Yes, this is pretty much the top-n nodes reordering that I did, albeit without any optimization of how many n to take (the hardcoded magic constants should probably be justified somehow? Or replaced by a default in FST somewhere?).
Deciding how many nodes to reorder is I think hard – I failed to provide any sensible fast heuristic for that and I simply do a simulated annealing to find a local optimum.

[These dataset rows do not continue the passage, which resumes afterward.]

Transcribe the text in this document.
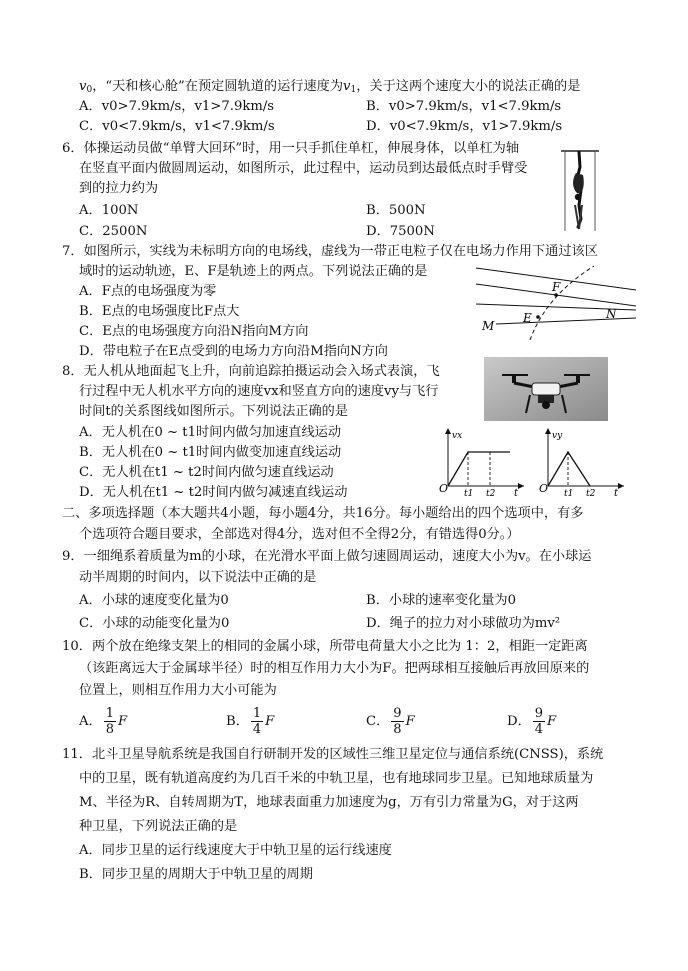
$v_0$，“天和核心舱”在预定圆轨道的运行速度为$v_1$，关于这两个速度大小的说法正确的是
A．v0>7.9km/s，v1>7.9km/s	B．v0>7.9km/s，v1<7.9km/s
C．v0<7.9km/s，v1<7.9km/s	D．v0<7.9km/s，v1>7.9km/s
6．体操运动员做“单臂大回环”时，用一只手抓住单杠，伸展身体，以单杠为轴
在竖直平面内做圆周运动，如图所示，此过程中，运动员到达最低点时手臂受
到的拉力约为
A．100N	B．500N
C．2500N	D．7500N
7．如图所示，实线为未标明方向的电场线，虚线为一带正电粒子仅在电场力作用下通过该区
域时的运动轨迹，E、F是轨迹上的两点。下列说法正确的是
A．F点的电场强度为零
B．E点的电场强度比F点大
C．E点的电场强度方向沿N指向M方向
D．带电粒子在E点受到的电场力方向沿M指向N方向
F
E
M
N
8．无人机从地面起飞上升，向前追踪拍摄运动会入场式表演，飞
行过程中无人机水平方向的速度vx和竖直方向的速度vy与飞行
时间t的关系图线如图所示。下列说法正确的是
A．无人机在0 ~ t1时间内做匀加速直线运动
B．无人机在0 ~ t1时间内做变加速直线运动
C．无人机在t1 ~ t2时间内做匀速直线运动
D．无人机在t1 ~ t2时间内做匀减速直线运动
vx
O t1 t2 t
vy
O t1 t2 t
二、多项选择题（本大题共4小题，每小题4分，共16分。每小题给出的四个选项中，有多
个选项符合题目要求，全部选对得4分，选对但不全得2分，有错选得0分。）
9．一细绳系着质量为m的小球，在光滑水平面上做匀速圆周运动，速度大小为v。在小球运
动半周期的时间内，以下说法中正确的是
A．小球的速度变化量为0	B．小球的速率变化量为0
C．小球的动能变化量为0	D．绳子的拉力对小球做功为mv²
10．两个放在绝缘支架上的相同的金属小球，所带电荷量大小之比为 1：2，相距一定距离
（该距离远大于金属球半径）时的相互作用力大小为F。把两球相互接触后再放回原来的
位置上，则相互作用力大小可能为
A． $\frac{1}{8}$ F	B． $\frac{1}{4}$ F	C． $\frac{9}{8}$ F	D． $\frac{9}{4}$ F
11．北斗卫星导航系统是我国自行研制开发的区域性三维卫星定位与通信系统(CNSS)，系统
中的卫星，既有轨道高度约为几百千米的中轨卫星，也有地球同步卫星。已知地球质量为
M、半径为R、自转周期为T，地球表面重力加速度为g，万有引力常量为G，对于这两
种卫星，下列说法正确的是
A．同步卫星的运行线速度大于中轨卫星的运行线速度
B．同步卫星的周期大于中轨卫星的周期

Yeah the algo is simplistic now... and it does force caller to pick the params (though minInCountDeref=3 and maxDerefNodes=Inf are probably pretty good)... we can and should make it more sophisticated over time. We have at least one spare bit to still use in the arc flags
One thing I was wondering is why you decided to integrate the packer with the fst – wouldn't it be cleaner to separate packing from construction? Granted, this requires a double pass over the fst nodes and more intermediate memory but it wouldn't add any more complexity to the builder which is already, ehm, a bit complex . You can compare this design in Morfologik:
Well... it's tricky. First, I decided to change node targets to ords so that pack could use an array to (relatively!) efficiently hold node data, eg inCount, newAddress, etc. That required making the first pass FST "modal" (deref'd or not). If we didn't do this then the packer would have to use even less RAM efficient data structures (eg Map<Int,X>) I think?

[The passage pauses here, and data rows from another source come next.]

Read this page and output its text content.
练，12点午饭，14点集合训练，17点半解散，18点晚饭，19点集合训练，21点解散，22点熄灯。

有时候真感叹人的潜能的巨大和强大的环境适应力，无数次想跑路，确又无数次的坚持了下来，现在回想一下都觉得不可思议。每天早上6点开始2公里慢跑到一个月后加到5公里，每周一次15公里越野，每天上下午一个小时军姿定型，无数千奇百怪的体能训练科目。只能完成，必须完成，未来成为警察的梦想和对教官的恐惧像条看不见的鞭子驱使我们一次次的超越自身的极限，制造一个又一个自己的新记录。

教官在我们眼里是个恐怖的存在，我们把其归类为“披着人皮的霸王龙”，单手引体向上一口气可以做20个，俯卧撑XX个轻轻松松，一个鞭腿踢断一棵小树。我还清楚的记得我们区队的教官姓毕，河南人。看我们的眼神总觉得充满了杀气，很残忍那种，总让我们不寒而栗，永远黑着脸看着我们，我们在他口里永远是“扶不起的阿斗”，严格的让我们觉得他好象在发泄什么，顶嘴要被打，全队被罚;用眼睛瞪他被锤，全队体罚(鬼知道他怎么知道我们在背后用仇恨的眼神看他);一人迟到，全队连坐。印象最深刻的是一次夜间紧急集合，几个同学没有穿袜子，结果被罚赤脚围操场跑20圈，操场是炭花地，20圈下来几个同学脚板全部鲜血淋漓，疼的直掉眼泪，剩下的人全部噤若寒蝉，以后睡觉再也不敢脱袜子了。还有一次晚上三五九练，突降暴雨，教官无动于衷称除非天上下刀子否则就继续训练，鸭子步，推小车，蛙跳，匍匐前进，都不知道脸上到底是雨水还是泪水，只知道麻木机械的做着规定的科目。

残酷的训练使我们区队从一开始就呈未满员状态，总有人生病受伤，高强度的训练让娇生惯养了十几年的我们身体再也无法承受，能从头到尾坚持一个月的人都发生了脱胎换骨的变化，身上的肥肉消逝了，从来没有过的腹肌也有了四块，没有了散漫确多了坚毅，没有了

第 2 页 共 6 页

Second, the format written by the packer is tightly coupled with the FST reading, ie there are sizable differences when reading packed vs unpacked FST.

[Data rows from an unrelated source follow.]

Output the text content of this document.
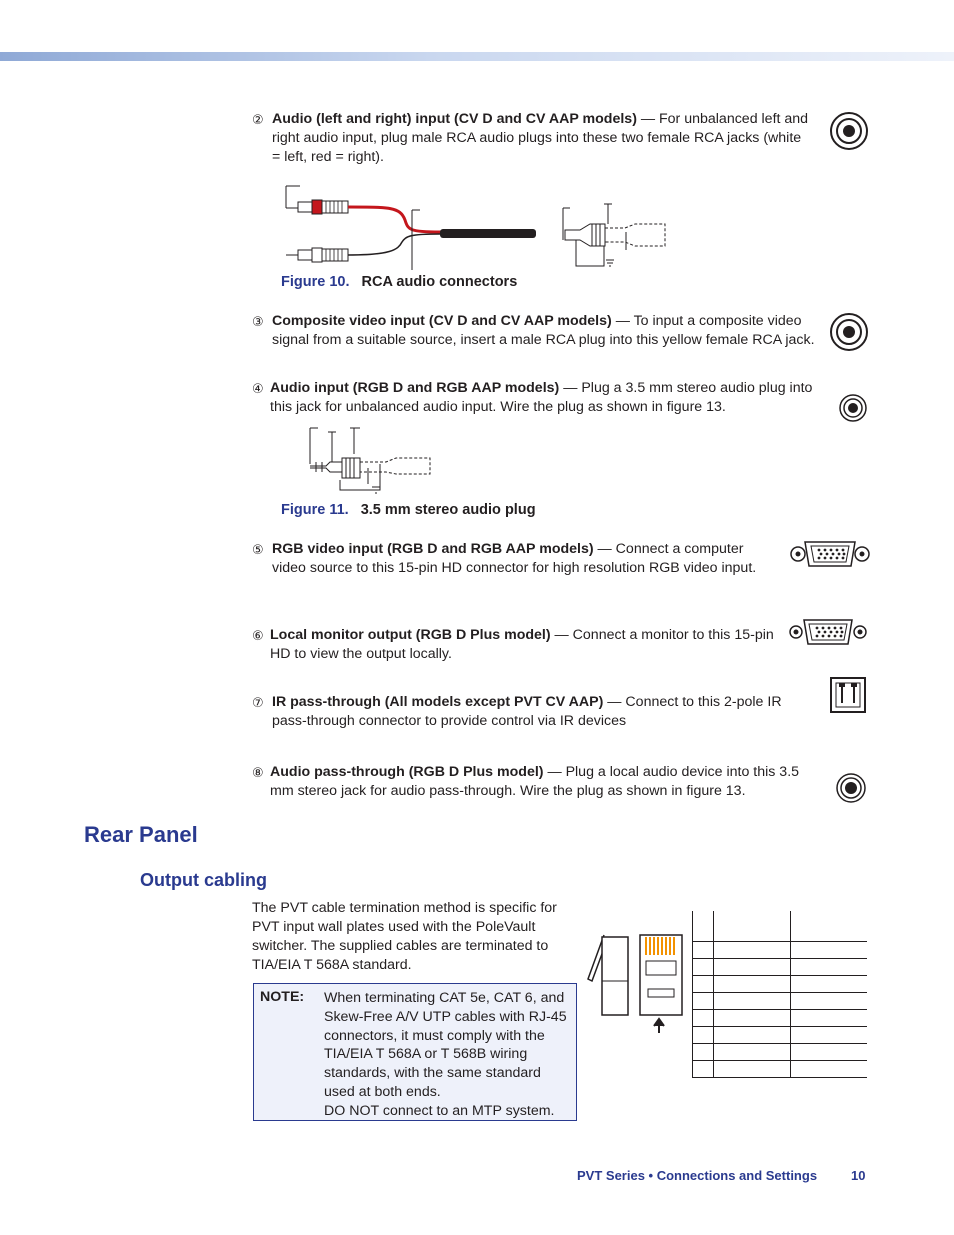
② Audio (left and right) input (CV D and CV AAP models) — For unbalanced left and right audio input, plug male RCA audio plugs into these two female RCA jacks (white = left, red = right).
Figure 10. RCA audio connectors
③ Composite video input (CV D and CV AAP models) — To input a composite video signal from a suitable source, insert a male RCA plug into this yellow female RCA jack.
④ Audio input (RGB D and RGB AAP models) — Plug a 3.5 mm stereo audio plug into this jack for unbalanced audio input. Wire the plug as shown in figure 13.
Figure 11. 3.5 mm stereo audio plug
⑤ RGB video input (RGB D and RGB AAP models) — Connect a computer video source to this 15-pin HD connector for high resolution RGB video input.
⑥ Local monitor output (RGB D Plus model) — Connect a monitor to this 15-pin HD to view the output locally.
⑦ IR pass-through (All models except PVT CV AAP) — Connect to this 2-pole IR pass-through connector to provide control via IR devices
⑧ Audio pass-through (RGB D Plus model) — Plug a local audio device into this 3.5 mm stereo jack for audio pass-through. Wire the plug as shown in figure 13.
Rear Panel
Output cabling
The PVT cable termination method is specific for PVT input wall plates used with the PoleVault switcher. The supplied cables are terminated to TIA/EIA T 568A standard.
NOTE: When terminating CAT 5e, CAT 6, and Skew-Free A/V UTP cables with RJ-45 connectors, it must comply with the TIA/EIA T 568A or T 568B wiring standards, with the same standard used at both ends.
DO NOT connect to an MTP system.

PVT Series • Connections and Settings	10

But I agree it'd be cleaner if we could move packing out (eg Util.pack), and more strongly decouple packing from FST format...
One thing I'd really like to somehow do is create different classes for FST writing vs reading, and different classes for each format. We now have write-ord, write-non-ord, read-packed, read-unpacked (and even the two readers have 3 different modes depending on INPUT_TYPE).